Mines d’or en Nouvelle-Guinée : les Papous sacrifiés, leurs montagnes éventrées

La Nouvelle-Guinée occidentale abrite de colossaux gisements d’or et de cuivre. Leur exploitation en fait l’un des « trous noirs de la planète dans le domaine environnemental ainsi qu’en matière de droits humains », documente l’auteur de cette tribune. Premières victimes : les Papous.

Philippe Pataud Célérier est journaliste spécialiste de la Nouvelle-Guinée et écrit notamment pour le Monde Diplomatique.


La Nouvelle-Guinée est riche. Immensément riche. Cette île de 800.000 km2, la plus grande après celle du Groenland, partage avec l’Amazonie les deux plus remarquables sylves tropicales de la planète. Ces terres ont en commun d’être sauvagement mises à sac ; débitées, déboisées, exploitées à la mesure de leurs ressources et du dénuement des populations autochtones qui en sont spoliées quand elles ne sont pas détruites dans leur identité culturelle (ethnocide) ou leur intégrité physique (génocide).

Là où la Nouvelle-Guinée se distingue — plus précisément la partie occidentale de cette île que l’histoire coloniale divisa en deux [1] —, c’est qu’elle possède en sus de toutes ces ressources (grumes, pétrole, gaz, argent, cuivre…) qui entretiennent notre boulimie consommatrice, de l’or.
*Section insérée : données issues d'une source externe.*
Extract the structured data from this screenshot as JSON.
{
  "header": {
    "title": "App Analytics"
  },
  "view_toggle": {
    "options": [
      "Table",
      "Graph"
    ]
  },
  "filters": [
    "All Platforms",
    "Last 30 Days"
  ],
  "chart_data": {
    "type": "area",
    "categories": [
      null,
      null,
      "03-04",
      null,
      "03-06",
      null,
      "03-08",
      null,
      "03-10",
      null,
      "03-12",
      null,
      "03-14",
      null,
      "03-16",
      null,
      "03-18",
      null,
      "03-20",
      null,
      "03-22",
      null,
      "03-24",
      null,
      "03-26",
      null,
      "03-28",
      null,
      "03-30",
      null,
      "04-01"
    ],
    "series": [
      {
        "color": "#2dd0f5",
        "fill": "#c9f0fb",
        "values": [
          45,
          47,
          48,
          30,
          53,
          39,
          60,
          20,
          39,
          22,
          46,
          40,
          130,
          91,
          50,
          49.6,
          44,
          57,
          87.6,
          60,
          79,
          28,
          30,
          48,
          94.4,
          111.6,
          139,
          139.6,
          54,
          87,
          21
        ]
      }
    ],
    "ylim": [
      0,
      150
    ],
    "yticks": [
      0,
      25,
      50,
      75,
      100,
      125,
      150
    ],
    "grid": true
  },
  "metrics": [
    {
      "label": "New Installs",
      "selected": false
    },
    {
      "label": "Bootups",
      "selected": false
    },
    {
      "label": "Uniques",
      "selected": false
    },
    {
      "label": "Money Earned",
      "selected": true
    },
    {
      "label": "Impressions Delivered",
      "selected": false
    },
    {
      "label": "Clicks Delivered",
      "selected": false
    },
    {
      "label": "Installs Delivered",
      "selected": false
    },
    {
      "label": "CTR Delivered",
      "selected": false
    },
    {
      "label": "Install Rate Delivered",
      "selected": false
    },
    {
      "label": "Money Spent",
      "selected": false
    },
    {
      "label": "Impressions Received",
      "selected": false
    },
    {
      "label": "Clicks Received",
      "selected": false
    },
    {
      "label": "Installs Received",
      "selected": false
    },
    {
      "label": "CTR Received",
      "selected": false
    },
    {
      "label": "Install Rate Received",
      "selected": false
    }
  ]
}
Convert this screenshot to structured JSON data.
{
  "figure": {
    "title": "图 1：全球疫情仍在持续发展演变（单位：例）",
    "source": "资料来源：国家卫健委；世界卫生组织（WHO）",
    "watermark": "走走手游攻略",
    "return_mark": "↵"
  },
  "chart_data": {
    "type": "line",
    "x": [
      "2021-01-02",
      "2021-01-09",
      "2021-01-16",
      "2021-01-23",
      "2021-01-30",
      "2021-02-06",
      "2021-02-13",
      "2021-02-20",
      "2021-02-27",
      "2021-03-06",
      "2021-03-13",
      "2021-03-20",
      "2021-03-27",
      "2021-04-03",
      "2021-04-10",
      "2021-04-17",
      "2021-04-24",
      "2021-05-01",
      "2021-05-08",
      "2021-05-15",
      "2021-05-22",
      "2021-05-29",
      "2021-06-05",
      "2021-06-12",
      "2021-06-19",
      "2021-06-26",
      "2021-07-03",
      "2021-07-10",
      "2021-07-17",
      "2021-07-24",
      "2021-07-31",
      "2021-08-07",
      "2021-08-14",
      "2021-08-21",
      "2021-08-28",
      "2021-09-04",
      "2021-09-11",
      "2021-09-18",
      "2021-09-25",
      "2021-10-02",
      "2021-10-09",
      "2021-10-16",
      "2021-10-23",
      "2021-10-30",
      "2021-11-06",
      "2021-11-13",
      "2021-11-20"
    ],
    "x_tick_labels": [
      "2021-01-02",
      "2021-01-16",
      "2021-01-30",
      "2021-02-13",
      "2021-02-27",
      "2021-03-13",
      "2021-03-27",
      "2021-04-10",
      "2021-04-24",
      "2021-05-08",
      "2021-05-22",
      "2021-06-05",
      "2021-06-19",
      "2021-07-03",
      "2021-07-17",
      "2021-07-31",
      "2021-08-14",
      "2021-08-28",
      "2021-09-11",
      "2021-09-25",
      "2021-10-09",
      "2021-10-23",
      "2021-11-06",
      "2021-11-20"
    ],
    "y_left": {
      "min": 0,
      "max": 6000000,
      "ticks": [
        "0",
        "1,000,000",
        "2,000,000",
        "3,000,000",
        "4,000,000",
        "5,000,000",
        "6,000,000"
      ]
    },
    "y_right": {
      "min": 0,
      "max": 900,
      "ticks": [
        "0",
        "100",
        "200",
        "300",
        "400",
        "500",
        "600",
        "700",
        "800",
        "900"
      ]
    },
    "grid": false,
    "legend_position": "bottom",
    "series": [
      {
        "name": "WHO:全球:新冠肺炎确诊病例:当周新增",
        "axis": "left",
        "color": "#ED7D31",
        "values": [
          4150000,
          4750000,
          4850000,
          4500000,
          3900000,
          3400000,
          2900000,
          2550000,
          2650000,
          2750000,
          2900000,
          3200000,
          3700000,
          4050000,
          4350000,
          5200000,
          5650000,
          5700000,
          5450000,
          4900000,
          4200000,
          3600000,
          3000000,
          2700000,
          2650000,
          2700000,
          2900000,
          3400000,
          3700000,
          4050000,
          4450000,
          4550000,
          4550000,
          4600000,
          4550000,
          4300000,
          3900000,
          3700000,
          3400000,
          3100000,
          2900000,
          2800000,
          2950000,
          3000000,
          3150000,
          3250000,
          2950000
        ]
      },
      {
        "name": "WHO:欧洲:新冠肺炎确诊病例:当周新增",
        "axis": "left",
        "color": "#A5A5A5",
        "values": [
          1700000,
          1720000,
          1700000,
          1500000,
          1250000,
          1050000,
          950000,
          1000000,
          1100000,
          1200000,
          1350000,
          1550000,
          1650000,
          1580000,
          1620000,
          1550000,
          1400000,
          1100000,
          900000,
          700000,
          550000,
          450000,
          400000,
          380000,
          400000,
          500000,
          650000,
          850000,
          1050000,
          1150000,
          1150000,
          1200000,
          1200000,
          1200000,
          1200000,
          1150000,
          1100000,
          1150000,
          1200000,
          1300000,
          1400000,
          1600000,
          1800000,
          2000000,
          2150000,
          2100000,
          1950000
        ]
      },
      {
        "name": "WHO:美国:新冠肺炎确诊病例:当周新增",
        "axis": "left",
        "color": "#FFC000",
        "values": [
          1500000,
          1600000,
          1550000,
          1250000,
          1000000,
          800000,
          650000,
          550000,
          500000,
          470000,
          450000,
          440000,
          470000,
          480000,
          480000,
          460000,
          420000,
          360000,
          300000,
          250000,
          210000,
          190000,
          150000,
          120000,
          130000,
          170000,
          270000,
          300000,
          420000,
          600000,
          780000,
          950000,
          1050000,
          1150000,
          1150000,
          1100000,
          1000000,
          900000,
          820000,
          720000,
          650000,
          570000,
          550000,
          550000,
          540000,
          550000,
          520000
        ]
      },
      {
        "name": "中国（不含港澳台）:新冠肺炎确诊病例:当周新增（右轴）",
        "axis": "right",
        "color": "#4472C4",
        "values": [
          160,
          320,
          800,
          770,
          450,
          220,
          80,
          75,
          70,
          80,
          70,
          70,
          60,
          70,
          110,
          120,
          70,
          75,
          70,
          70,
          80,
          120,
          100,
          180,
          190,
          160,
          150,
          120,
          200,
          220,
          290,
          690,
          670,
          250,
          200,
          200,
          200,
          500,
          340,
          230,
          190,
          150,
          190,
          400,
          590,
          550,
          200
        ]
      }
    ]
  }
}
De l’or en quantité si vertigineuse que son exploitation fait de la Nouvelle-Guinée occidentale (NGO) l’un des trous noirs de la planète dans le domaine environnemental ainsi qu’en matière de droits humains.

Ce gisement colossal est situé dans la grande chaîne montagneuse qui traverse l’île d’ouest en est. Dans ces monts Maoke surgit le Puncak Jaya. Le plus haut sommet océanien (4.884 mètres) suscitait en février l’intérêt de plusieurs journaux nationaux. L’Agence indonésienne de météorologie, de climatologie et de géophysique venait d’annoncer, pour 2026 au plus tard, la fonte définitive de ses deux derniers glaciers tropicaux. Aussi opportun que ce concept d’Anthropocène qui fait porter à chacun une responsabilité qui ne devrait échoir qu’à quelques uns, le réchauffement planétaire était pointé du doigt. Sans rappeler qu’à moins de cinq kilomètres de distance, à 4.270 mètres d’altitude, des norias d’engins exploitent depuis près de soixante ans le gigantesque complexe minier d’Ertsberg et de Grasberg.

Freeport Mac Moran, nominée en 2012 pour les Public Eye Awards, les « Prix de la honte » qui récompensaient chaque année les entreprises les plus prédatrices dans leur « approche sociétale ».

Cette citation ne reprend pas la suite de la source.